The storm took place on March 6, 1836. The Mexican troops came on
well and steadily, breaking through the outer defenses at every
point, for the lines were too long to be manned by the few
Americans. The frontiersmen then retreated to the inner building,
and a desperate hand-to-hand conflict followed, the Mexicans
thronging in, shooting the Americans with their muskets, and
thrusting at them with lance and bayonet, while the Americans,
after firing their long rifles, clubbed them, and fought
desperately, one against many; and they also used their
bowie-knives and revolvers with deadly effect. The fight reeled
to and fro between the shattered walls, each American the center
of a group of foes; but, for all their strength and their wild
fighting courage, the defenders were too few, and the struggle
could have but one end. One by one the tall riflemen succumbed,
after repeated thrusts with bayonet and lance, until but three or
four were left. Colonel Travis, the commander, was among them;
and so was Bowie, who was sick and weak from a wasting disease,
but who rallied all his strength to die fighting, and who, in the
final struggle, slew several Mexicans with his revolver, and with
his big knife of the kind to which he had given his name. Then
these fell too, and the last man stood at bay. It was old Davy
Crockett. Wounded in a dozen places, he faced his foes with his
back to the wall, ringed around by the bodies of the men he had
slain. So desperate was the fight he waged, that the Mexicans who
thronged round about him were beaten back for the moment, and no
one dared to run in upon him.
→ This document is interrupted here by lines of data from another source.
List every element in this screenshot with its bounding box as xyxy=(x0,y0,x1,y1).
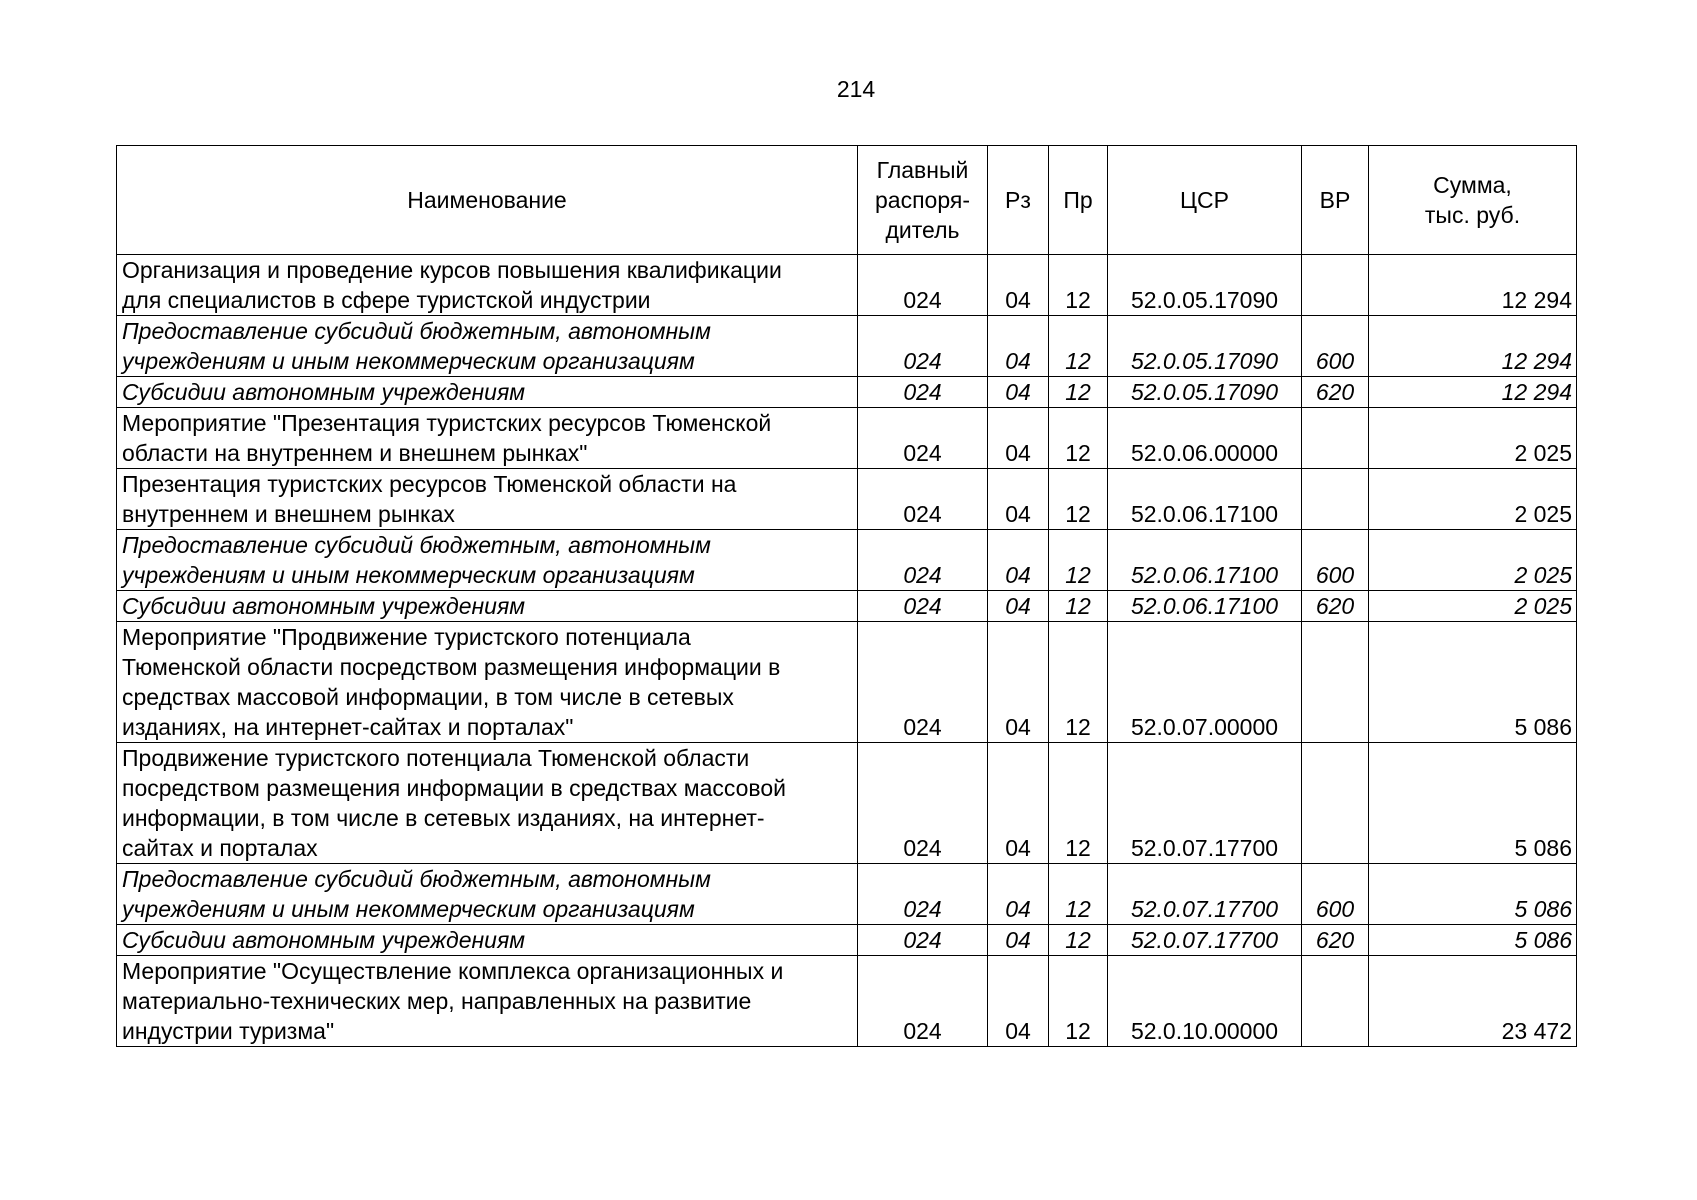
row-name-line: Предоставление субсидий бюджетным, автономным xyxy=(122,532,711,558)
row-csr: 52.0.05.17090 xyxy=(1108,255,1302,316)
row-csr: 52.0.05.17090 xyxy=(1108,377,1302,408)
budget-table xyxy=(116,145,1577,1047)
row-name-line: информации, в том числе в сетевых изданиях, на интернет- xyxy=(122,805,765,831)
row-name-line: области на внутреннем и внешнем рынках" xyxy=(122,440,588,466)
row-csr: 52.0.07.17700 xyxy=(1108,925,1302,956)
row-name xyxy=(117,377,858,408)
row-manager: 024 xyxy=(858,925,988,956)
row-name-line: средствах массовой информации, в том числе в сетевых xyxy=(122,684,734,710)
row-rz: 04 xyxy=(988,408,1049,469)
row-csr: 52.0.06.00000 xyxy=(1108,408,1302,469)
row-vr: 600 xyxy=(1302,316,1369,377)
row-csr: 52.0.07.17700 xyxy=(1108,743,1302,864)
row-name-line: Тюменской области посредством размещения информации в xyxy=(122,654,781,680)
header-csr: ЦСР xyxy=(1108,146,1302,255)
row-rz: 04 xyxy=(988,925,1049,956)
row-name-line: Предоставление субсидий бюджетным, автономным xyxy=(122,866,711,892)
row-sum: 2 025 xyxy=(1369,591,1577,622)
header-manager-line: Главный xyxy=(876,157,969,183)
row-csr: 52.0.07.17700 xyxy=(1108,864,1302,925)
row-name xyxy=(117,408,858,469)
row-manager: 024 xyxy=(858,591,988,622)
row-manager: 024 xyxy=(858,469,988,530)
row-sum: 5 086 xyxy=(1369,864,1577,925)
row-sum: 2 025 xyxy=(1369,469,1577,530)
row-manager: 024 xyxy=(858,956,988,1047)
row-name-line: посредством размещения информации в средствах массовой xyxy=(122,775,787,801)
row-manager: 024 xyxy=(858,408,988,469)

Accordingly, while the lancers held
him where he was, for, weakened by wounds and loss of blood, he
could not break through them, the musketeers loaded their
carbines and shot him down. Santa Anna declined to give him
mercy. Some say that when Crockett fell from his wounds, he was
taken alive, and was then shot by Santa Anna's order; but his
fate cannot be told with certainty, for not a single American was
left alive. At any rate, after Crockett fell the fight was over.
Every one of the hardy men who had held the Alamo lay still in
death. Yet they died well avenged, for four times their number
fell at their hands in the battle.
Santa Anna had but a short while in which to exult over his
bloody and hard-won victory. Already a rider from the rolling
Texas plains, going north through the Indian Territory, had told
Houston that the Texans were up and were striving for their
liberty. At once in Houston's mind there kindled a longing to
return to the men of his race at the time of their need. Mounting
his horse, he rode south by night and day, and was hailed by the
Texans as a heaven-sent leader. He took command of their forces,
eleven hundred stark riflemen, and at the battle of San Jacinto,
he and his men charged the Mexican hosts with the cry of
"Remember the Alamo." Almost immediately, the Mexicans were
overthrown with terrible slaughter; Santa Anna himself was
captured, and the freedom of Texas was won at a blow.